In the first article of this two-part series, we discussed the importance of training leaders on conflict resolution skills and how to create a psychologically safe environment. Here, we’ll learn more about exercises and techniques for practicing conflict resolution skills.
Practicing Conflict Resolution Skills: Exercises and Techniques for Leaders
To make dealing with conflict easier, it’s worth helping leaders understand the three steps in every difficult situation — reduce their own irritation and emotionality, bring the discussion to a common denominator (e.g., make sure you’re really arguing and discussing the same thing), and then better understand the other side’s real position.
Fundamental Attribution Error
One of the causes of aggression in conflicts is related to the fundamental attribution error — when we attribute our own actions to external circumstances and others’ actions to character traits. For example, I was late because my alarm clock didn’t go off. And my colleague was late because he is lazy and irresponsible.
To cope with this error, have leaders try an exercise we call “Presumption of best premise.” Articulate 2-3 positions of your co-workers or employees that you have disagreed with recently. Write them down and add two possible explanations of why those positions take place. Let one suggest that the person is either insufficiently informed or unable to understand the whole situation. Or, perhaps, in an extreme example, is openly trying to harm you or even the entire company. And the other is exactly the opposite. That your colleague knows and notices something that you missed, tries to benefit the company differently. Or that they, like you, protect the interests of their department and employees.
Now look at the resulting lists: We are not saying that one is right and one is wrong. It is true that people do not always act with the best of intentions. However, having the full picture in front of you will allow you to not jump to conclusions and have more peace of mind to handle difficult conversations.
Be sure to do this exercise in writing so that the wording is as accurate as possible.
Disputes About Different Subjects
The second common cause of conflict: when the parties appear to be arguing with each other and proving their position but cannot reach a conclusion because they are actually arguing about different things.

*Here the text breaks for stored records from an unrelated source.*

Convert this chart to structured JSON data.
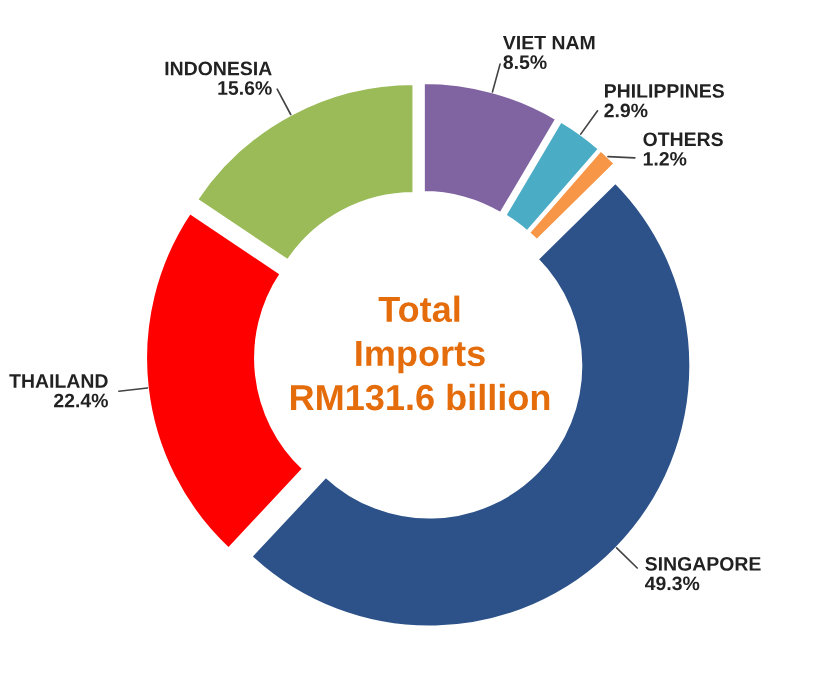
{
  "chart_data": {
    "type": "donut",
    "categories": [
      "VIET NAM",
      "PHILIPPINES",
      "OTHERS",
      "SINGAPORE",
      "THAILAND",
      "INDONESIA"
    ],
    "values": [
      8.5,
      2.9,
      1.2,
      49.3,
      22.4,
      15.6
    ],
    "value_labels": [
      "8.5%",
      "2.9%",
      "1.2%",
      "49.3%",
      "22.4%",
      "15.6%"
    ],
    "colors": [
      "#8064a2",
      "#4bacc6",
      "#f79646",
      "#2c5289",
      "#ff0000",
      "#9bbb59"
    ],
    "annotations": [
      "Total\nImports\nRM131.6 billion"
    ],
    "legend": false
  }
}
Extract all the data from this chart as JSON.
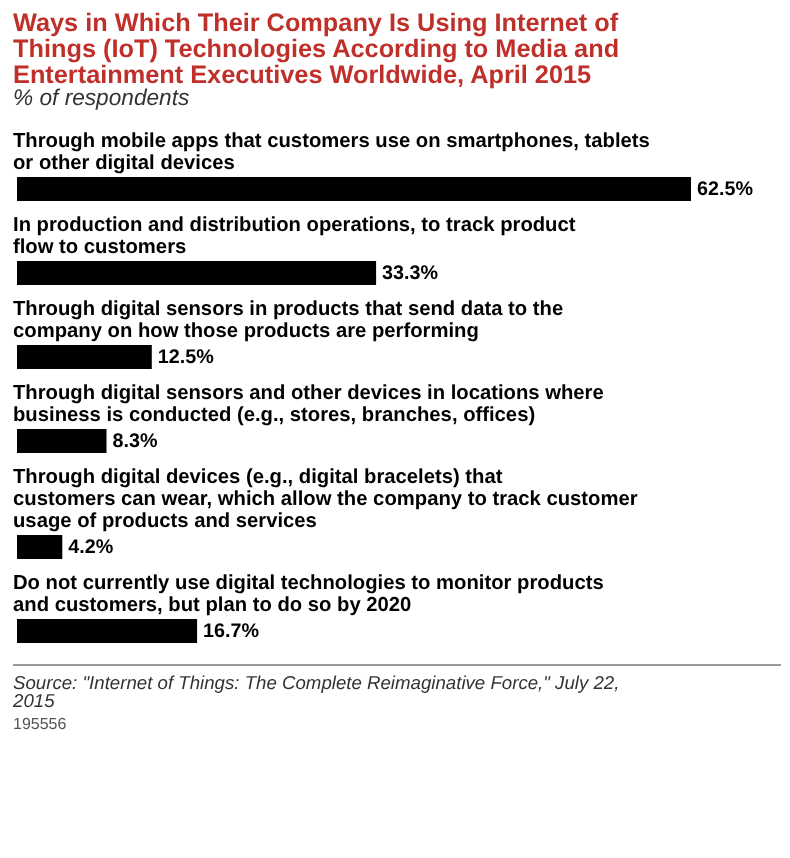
{
  "chart_data": {
    "type": "bar",
    "orientation": "horizontal",
    "title": "Ways in Which Their Company Is Using Internet of Things (IoT) Technologies According to Media and Entertainment Executives Worldwide, April 2015",
    "subtitle": "% of respondents",
    "categories": [
      "Through mobile apps that customers use on smartphones, tablets or other digital devices",
      "In production and distribution operations, to track product flow to customers",
      "Through digital sensors in products that send data to the company on how those products are performing",
      "Through digital sensors and other devices in locations where business is conducted (e.g., stores, branches, offices)",
      "Through digital devices (e.g., digital bracelets) that customers can wear, which allow the company to track customer usage of products and services",
      "Do not currently use digital technologies to monitor products and customers, but plan to do so by 2020"
    ],
    "values": [
      62.5,
      33.3,
      12.5,
      8.3,
      4.2,
      16.7
    ],
    "value_labels": [
      "62.5%",
      "33.3%",
      "12.5%",
      "8.3%",
      "4.2%",
      "16.7%"
    ],
    "color": "#000000",
    "annotations": [
      "Source: \"Internet of Things: The Complete Reimaginative Force,\" July 22, 2015",
      "195556"
    ]
  }
}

Imagine several developers arguing about which framework to choose to build a project. They have already spent many hours on the discussion, and everyone is sure that they are right. They are running out of energy and the conversation becomes more and more tense. And then one of them asks a question — how do we know that any of the frameworks is right for us?
This simple phrase stops the discussion, because it turns out that they forgot to agree in the beginning on the criteria for making a decision. Instead of discussing the problem, they are arguing about the advantages and disadvantages of approaches in a vacuum.
In the real situation I am describing, after the answer to this question was given, within 30 minutes the disputants came to the conclusion that none of the proposed solutions is suitable. A completely different approach is needed to realize the project, with which everyone now agreed.
To avoid such situations, it’s worth learning “framing” — a tool for marking the boundaries of an argument. To do this, every time it seems to you that the conversation has reached an impasse, and you hear repeated arguments in the dispute, pause and together find answers to two questions:
- What question are we trying to find the answer to now?
- How will we know we’ve found the right answer in the discussion?
If leaders don’t have a hot topic at hand right now, they can try to answer these questions on their own, using topics commonly found in debates. For example: an unconditional basic income should be introduced. Or: a flat tax scale should be introduced.
“What” Instead of “Why”
But even in constructive discussions where the parties agree that each other’s intentions are constructive, conflicts can erupt. After all, the stakes are high, and our most valuable assets — our ideas and values — are at stake.
Often these conflicts arise because of misunderstandings. After all, in the heat of discussion, not everyone is able to express their thoughts in a crystal clear and structured way. And in such a case, it will help a lot if you yourself try to help the opposite side to convey your thoughts more precisely. Then your arguments will be more understandable. And, most importantly — the person with whom you argue is more likely to feel heard and appreciated. To achieve this, questions will also help.
There is a common belief that in order to get to the bottom of things, you need to ask “why” five times. This idea has become so popular that this question typically becomes our gut reaction when we don’t understand something.
The snag is that this question most typically sounds terribly annoying if we ask it in an argument. It more often than not elicits an emotional response.
Practice eliminating the “why” question from your vocabulary. Each time replacing it with a construction that starts with “what.” Instead of asking, “Why do you think it might work?”
Try, “What are the reasons for us to think it might work?”
The difference may not be noticeable at first. However, the first question is more likely to be met with hostility because it provokes an answer based on personal subjective beliefs: “Because the data says so!” Or, “Because I’ve done it before!” And the second one refers to rational arguments: First, the data show this and that. Second, our last experiment yielded such and such results.
How to practice such technique? Take two people, ask one to say a position, and the second to consistently ask questions about it through why, and then through what. And discuss with them possible reactions to this.
In conclusion, effective conflict resolution is essential for effective leadership. There are multiple approaches that corporate trainers can use to effectively influence the leaders into better understanding how to act wisely in managing conflict in any context.
In our opinion, the key ones are fostering open communication about the conflict experience, pointing out the key turning points in the development of the conflict, and creating a safe space. They will not only teach conflict resolution but also will demonstrate to the leader the environment they must create for themselves.